Des projets d’infrastructure comme le port d’Ochamchire et les connexions ferroviaires vers la Russie, presque certainement financés par Moscou, dessinent déjà les contours d’une intégration similaire à celle observée en Ossétie du Sud, sur un calendrier légèrement différé.
Voir se dessiner un second front d’absorption silencieuse me convainc que la Géorgie tout entière est le prochain laboratoire de cette guerre hybride.
Les conséquences chiffrées de la guerre d'août 2008
850 morts, 127 000 déplacés, 20 % du territoire perdu
Il faut revenir à l’origine de cette dépossession : la guerre russo-géorgienne d’août 2008 avait fait 850 morts et provoqué le déplacement de 127 000 personnes en seulement cinq jours de combats. Elle avait abouti à la perte de fait de 20 % du territoire géorgien, entre l’Ossétie du Sud et l’Abkhazie.
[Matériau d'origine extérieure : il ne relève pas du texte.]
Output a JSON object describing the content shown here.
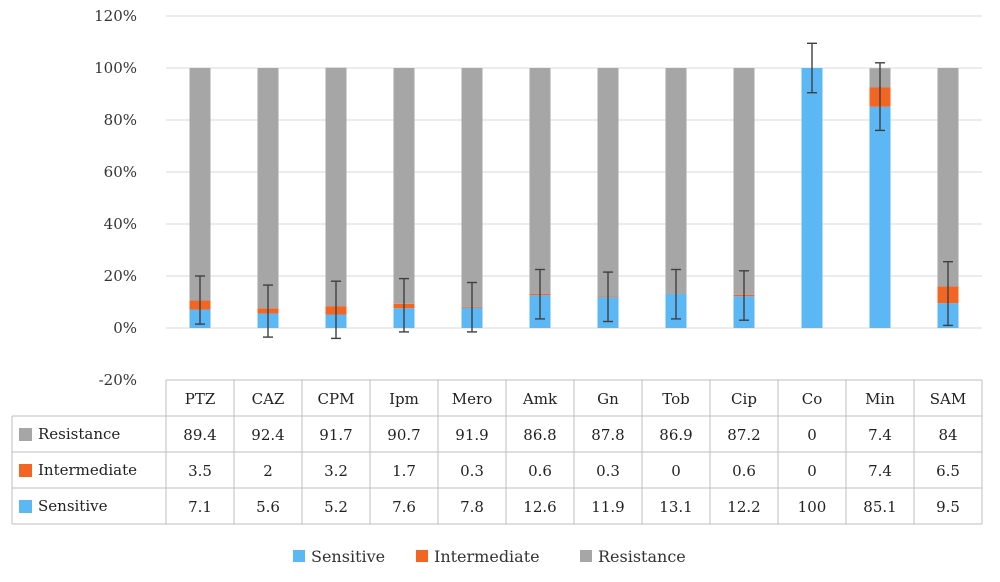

Plus de dix-sept ans après, selon le dernier rapport du défenseur géorgien des droits, les conséquences de cette guerre continuent de se faire durement sentir, avec des violations « systémiques » documentées le long de la ligne de démarcation non délimitée.
Ces chiffres de 2008 ne sont pas de l’histoire ancienne : ils sont la matrice exacte de ce qui se rejoue aujourd’hui, avec des méthodes plus discrètes.
Les Sud-Ossètes eux-mêmes, chair à canon de Moscou
Plus de 2 000 combattants envoyés en Ukraine
Selon les chiffres officiels rapportés dans la presse, plus de 2 000 combattants originaires d’Ossétie du Sud et d’Abkhazie servent au sein de l’armée russe en Ukraine, et au moins 52 d’entre eux y ont perdu la vie. Rapporté à la population totale du territoire, c’est l’une des régions les plus touchées, proportionnellement, par ce conflit.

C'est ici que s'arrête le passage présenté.